Cost Effective Provisioning of 5G Transport Networks: Architectures and Modelling

The next generation of mobile network (5G) has to face a completely new set of requirements coming from novel services. Massive machine type communications, enhanced mobile broadband, ultra reliable low latency communication will be supported by single infrastructure. Mobile network operators are in need of a flexible network capable of supporting services with a wide set of different requirements over the same physical resources, possibly at the same or at a lower cost than today. Centralized radio access network (C-RAN) architecture is a promising solution to improve both network flexibility and scalability. In C-RAN, baseband processing units (BBUs) are decoupled from remote radio units (RRUs) at the antenna sites and are placed in one of few selected locations, called BBU hotels. Thanks to the centralization, more efficient hardware can be employed, advanced radio interference management techniques can be implemented, cooling and power supply units can be shared, and network maintenance is simplified. However, the centralization of BBUs requires high capacity and low latency dedicated links to transport data, known as fronthaul links. This may be expensive and calls for novel deployment strategies to contain the costs. This Ph.D. thesis investigates the cost-efficient and resilient design of C-RAN. Minimization of network equipment as well as reuse of already deployed infrastructure, either based on fiber or copper cables, is investigated and shown to be effective to reduce the overall cost.
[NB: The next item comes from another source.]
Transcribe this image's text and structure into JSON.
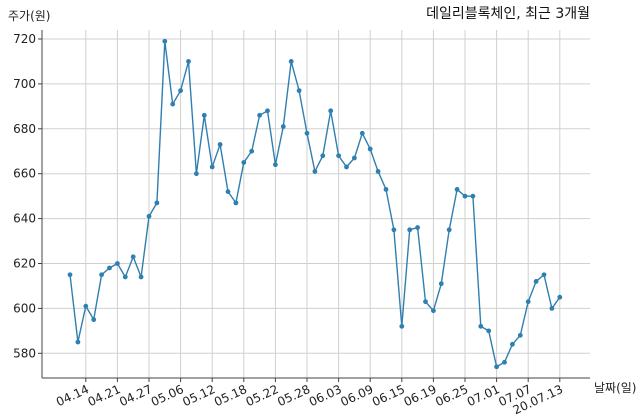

Moreover, the introduction of wireless devices (e.g., based on free space optic) in fronthaul links is included in the proposed deployment strategies and shown to significantly lower capital expenditure. The adoption of Ethernet-based fronthaul and the introduction of hybrid switches is pursued to further decrease network cost by increasing optical resources usage. Finally, the problem of single BBU hotel failure is addressed and included in the optimal deployment of BBU resources.